When Pollan realized that someone’s total perspective on death could be reset during such a critical time in life, he knew the subject was worth pursuing. “There’s a powerful placebo or expectancy effect. If you think you’re going to have a bad trip, you probably will,” he says. “If you think it’s going to make you more creative, it probably will.”
As a proponent of immersing himself in his subject matter, Pollan says he took several guided psychedelic journeys, and he stresses the importance of a guide. “Every journey was different. I had one that was absolutely terrifying and would never want to repeat. I had others that were extended meditations about people in my life and helped me understand my parents and sisters in a way I hadn’t before.
“The most striking thing was to, for the first time, experiencing the complete dissolution of your sense of self or ego.
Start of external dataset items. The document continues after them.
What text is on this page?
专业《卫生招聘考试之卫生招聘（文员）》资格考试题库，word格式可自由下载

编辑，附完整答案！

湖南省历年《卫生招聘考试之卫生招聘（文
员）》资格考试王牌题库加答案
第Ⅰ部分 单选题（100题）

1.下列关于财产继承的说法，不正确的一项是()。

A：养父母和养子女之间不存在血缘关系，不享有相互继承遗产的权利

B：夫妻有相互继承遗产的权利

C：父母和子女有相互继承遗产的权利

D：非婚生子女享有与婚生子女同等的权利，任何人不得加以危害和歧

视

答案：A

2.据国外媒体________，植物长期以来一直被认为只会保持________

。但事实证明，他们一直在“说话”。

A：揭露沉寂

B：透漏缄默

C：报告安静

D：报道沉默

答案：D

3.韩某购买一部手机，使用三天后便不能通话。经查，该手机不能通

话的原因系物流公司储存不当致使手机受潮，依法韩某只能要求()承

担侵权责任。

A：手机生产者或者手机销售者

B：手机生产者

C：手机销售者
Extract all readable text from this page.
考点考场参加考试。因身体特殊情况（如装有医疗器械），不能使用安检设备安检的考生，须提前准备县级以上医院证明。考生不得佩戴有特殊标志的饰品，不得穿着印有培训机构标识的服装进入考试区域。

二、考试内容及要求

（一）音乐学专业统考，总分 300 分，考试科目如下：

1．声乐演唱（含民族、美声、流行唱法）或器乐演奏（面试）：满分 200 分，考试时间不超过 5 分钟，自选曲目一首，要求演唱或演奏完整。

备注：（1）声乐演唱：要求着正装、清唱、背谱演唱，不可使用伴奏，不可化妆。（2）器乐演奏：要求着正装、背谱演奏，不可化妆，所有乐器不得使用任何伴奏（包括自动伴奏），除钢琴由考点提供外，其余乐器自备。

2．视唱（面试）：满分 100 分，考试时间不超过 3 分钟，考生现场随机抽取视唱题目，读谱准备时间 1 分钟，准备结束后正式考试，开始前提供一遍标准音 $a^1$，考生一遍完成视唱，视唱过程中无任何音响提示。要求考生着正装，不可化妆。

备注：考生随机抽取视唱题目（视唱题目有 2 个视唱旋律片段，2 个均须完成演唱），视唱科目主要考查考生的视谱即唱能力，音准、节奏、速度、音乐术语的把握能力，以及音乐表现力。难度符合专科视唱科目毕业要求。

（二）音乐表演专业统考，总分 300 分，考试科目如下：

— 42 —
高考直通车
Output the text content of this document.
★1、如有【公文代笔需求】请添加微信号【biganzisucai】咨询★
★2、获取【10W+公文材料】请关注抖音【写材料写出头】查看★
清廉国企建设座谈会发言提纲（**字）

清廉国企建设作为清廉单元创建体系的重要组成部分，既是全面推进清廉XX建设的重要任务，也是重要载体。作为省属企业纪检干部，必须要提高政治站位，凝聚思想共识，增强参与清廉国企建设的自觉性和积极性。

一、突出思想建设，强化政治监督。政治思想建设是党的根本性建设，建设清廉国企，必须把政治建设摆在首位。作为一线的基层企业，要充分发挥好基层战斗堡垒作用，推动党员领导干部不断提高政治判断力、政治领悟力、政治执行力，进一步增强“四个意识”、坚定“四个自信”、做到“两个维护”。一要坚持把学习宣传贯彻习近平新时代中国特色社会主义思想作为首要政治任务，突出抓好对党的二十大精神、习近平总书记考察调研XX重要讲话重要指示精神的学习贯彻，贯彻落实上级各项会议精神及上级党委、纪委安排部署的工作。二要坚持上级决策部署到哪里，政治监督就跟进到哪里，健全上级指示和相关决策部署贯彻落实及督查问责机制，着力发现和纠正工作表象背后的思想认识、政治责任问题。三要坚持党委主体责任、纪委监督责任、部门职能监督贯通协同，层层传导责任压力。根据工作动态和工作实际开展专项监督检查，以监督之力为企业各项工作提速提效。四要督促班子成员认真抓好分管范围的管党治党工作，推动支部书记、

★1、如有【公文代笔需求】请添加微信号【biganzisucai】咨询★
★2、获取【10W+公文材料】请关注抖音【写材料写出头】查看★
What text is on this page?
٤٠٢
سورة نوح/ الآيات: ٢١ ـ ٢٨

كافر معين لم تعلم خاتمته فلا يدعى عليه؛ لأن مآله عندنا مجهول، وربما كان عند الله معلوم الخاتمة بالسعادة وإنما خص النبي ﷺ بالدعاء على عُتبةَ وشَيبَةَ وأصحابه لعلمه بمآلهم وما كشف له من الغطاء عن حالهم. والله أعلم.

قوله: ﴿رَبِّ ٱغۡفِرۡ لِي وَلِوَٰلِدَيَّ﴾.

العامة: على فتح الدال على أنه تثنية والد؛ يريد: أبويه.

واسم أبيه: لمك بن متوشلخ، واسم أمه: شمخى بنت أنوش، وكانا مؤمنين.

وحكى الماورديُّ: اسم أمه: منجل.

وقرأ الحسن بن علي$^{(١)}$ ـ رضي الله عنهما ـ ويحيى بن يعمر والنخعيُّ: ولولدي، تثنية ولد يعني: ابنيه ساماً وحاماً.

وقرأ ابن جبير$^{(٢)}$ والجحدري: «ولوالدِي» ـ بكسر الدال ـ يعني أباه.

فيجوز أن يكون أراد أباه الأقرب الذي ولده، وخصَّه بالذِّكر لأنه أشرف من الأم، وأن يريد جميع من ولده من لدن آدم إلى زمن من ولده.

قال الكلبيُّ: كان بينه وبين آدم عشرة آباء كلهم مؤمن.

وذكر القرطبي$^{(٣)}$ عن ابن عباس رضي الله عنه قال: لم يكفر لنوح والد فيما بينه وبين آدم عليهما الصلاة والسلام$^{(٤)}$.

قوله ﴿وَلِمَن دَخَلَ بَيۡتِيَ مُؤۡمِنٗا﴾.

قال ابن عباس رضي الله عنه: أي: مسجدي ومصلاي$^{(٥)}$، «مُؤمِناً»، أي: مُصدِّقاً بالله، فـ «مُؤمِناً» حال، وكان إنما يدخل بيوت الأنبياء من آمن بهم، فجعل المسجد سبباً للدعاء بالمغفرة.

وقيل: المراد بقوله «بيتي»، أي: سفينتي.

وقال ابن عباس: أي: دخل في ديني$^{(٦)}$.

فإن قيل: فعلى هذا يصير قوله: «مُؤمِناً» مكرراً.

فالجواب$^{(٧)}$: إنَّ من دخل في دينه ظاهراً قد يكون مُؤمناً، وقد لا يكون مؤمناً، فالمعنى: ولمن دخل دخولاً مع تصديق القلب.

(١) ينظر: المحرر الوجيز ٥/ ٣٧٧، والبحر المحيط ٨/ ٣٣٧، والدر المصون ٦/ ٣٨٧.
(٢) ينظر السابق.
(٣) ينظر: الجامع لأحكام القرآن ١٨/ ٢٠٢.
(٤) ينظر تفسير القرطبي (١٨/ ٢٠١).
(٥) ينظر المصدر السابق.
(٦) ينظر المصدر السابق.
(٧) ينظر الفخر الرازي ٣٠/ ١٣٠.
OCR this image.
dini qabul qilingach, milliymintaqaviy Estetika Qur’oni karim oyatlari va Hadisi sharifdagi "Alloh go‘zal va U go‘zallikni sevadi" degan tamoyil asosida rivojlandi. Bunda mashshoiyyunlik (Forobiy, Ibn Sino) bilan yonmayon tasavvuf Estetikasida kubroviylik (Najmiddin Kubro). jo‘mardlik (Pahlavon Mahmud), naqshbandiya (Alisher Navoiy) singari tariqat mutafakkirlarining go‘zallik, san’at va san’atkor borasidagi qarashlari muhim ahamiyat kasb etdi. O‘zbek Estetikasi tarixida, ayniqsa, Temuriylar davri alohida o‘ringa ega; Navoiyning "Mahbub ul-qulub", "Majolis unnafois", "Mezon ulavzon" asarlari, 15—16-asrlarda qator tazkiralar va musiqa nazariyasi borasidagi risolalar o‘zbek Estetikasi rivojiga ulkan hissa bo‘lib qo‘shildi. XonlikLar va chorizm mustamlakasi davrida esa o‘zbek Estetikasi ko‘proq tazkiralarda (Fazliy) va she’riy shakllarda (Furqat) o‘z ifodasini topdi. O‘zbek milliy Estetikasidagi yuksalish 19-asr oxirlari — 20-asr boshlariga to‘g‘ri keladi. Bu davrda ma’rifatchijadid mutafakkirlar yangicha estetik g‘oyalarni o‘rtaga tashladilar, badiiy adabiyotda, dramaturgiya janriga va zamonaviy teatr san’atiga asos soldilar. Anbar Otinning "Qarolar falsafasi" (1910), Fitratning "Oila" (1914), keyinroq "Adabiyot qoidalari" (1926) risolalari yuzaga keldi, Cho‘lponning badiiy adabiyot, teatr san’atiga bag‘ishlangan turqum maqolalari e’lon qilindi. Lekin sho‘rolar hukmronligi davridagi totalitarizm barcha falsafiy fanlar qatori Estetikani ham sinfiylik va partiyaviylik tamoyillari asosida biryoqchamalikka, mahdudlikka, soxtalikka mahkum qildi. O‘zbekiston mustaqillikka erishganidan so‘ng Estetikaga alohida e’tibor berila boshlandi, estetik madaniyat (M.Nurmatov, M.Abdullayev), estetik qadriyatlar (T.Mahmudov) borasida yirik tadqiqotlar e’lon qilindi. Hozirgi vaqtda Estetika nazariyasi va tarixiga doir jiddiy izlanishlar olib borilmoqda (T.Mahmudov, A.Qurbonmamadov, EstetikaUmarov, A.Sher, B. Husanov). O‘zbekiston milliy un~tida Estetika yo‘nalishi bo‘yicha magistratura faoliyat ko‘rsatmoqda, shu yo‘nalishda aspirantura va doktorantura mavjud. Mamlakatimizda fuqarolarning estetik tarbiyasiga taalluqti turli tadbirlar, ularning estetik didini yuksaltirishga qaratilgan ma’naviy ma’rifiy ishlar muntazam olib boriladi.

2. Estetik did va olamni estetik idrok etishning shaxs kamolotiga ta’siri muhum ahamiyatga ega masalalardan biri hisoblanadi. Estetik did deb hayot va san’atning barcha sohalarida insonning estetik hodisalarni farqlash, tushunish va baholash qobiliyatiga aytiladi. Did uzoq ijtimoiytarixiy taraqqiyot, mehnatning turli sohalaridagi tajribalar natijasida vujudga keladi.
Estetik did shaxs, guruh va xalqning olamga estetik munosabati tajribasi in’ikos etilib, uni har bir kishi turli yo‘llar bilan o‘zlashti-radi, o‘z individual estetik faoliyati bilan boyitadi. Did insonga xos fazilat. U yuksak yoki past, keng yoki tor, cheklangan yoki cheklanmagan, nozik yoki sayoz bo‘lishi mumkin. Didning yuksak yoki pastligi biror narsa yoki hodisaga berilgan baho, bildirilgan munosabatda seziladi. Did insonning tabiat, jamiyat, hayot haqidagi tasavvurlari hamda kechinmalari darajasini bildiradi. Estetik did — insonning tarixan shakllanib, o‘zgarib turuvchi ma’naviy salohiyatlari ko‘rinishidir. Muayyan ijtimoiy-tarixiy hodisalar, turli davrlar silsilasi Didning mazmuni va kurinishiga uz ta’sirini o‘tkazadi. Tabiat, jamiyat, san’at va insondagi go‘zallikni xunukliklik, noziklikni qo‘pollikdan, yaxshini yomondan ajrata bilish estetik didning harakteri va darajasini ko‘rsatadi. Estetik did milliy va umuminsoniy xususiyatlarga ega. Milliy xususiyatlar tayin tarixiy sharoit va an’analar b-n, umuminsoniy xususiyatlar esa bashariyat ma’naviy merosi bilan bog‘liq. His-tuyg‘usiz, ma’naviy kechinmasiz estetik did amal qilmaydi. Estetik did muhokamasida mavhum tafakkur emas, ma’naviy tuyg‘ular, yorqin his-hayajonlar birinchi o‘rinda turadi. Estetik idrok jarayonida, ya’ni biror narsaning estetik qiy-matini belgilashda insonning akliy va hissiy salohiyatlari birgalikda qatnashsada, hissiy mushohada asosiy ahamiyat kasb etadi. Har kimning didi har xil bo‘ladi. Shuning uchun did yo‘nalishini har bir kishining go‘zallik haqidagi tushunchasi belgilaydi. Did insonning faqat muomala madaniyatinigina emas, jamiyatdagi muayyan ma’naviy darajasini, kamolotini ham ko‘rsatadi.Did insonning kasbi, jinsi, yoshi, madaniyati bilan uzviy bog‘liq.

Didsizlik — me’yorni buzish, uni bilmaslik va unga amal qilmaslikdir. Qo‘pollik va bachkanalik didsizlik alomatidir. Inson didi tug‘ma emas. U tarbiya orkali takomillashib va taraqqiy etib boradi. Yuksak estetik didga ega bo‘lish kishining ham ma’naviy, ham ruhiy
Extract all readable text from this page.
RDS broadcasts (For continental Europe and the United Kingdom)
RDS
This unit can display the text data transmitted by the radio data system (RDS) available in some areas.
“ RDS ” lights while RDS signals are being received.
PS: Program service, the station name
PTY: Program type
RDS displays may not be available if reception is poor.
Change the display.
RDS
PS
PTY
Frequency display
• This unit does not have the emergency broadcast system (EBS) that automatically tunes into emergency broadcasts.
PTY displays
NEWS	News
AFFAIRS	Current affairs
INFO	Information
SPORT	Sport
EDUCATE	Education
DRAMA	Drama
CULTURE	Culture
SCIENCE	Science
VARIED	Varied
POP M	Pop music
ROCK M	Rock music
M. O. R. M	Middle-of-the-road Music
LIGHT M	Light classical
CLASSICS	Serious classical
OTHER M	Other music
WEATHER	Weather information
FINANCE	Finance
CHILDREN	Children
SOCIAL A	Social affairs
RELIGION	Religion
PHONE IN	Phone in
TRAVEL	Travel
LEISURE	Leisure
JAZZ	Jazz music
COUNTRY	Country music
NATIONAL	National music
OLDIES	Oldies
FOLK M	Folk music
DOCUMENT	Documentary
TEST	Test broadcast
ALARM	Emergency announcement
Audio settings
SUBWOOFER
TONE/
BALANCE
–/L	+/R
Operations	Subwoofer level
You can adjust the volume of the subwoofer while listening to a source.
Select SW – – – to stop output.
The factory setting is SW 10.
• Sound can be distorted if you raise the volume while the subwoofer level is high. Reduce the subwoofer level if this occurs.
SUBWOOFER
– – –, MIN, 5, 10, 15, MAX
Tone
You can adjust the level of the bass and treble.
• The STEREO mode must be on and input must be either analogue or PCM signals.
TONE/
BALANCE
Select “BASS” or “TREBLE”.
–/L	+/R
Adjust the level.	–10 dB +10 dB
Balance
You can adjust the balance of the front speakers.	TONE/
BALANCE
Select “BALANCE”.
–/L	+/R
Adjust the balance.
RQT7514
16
Most of us think that we are the same as the ‘I’ chattering in our heads all the time, but it goes away in a high-dose psychedelic experience,” he says. “You kind of watch it vanish, and that can be very scary or it can be very liberating.”
With that distance, he gained a new perspective that sticks with him to this day. “Make no mistake — people do get into trouble taking these drugs, and they have terrifying experiences or accidents because they are not in control,” he says. “I feel a sense of responsibility when I talk about it to tell people about the risks involved, as well as the rewards.”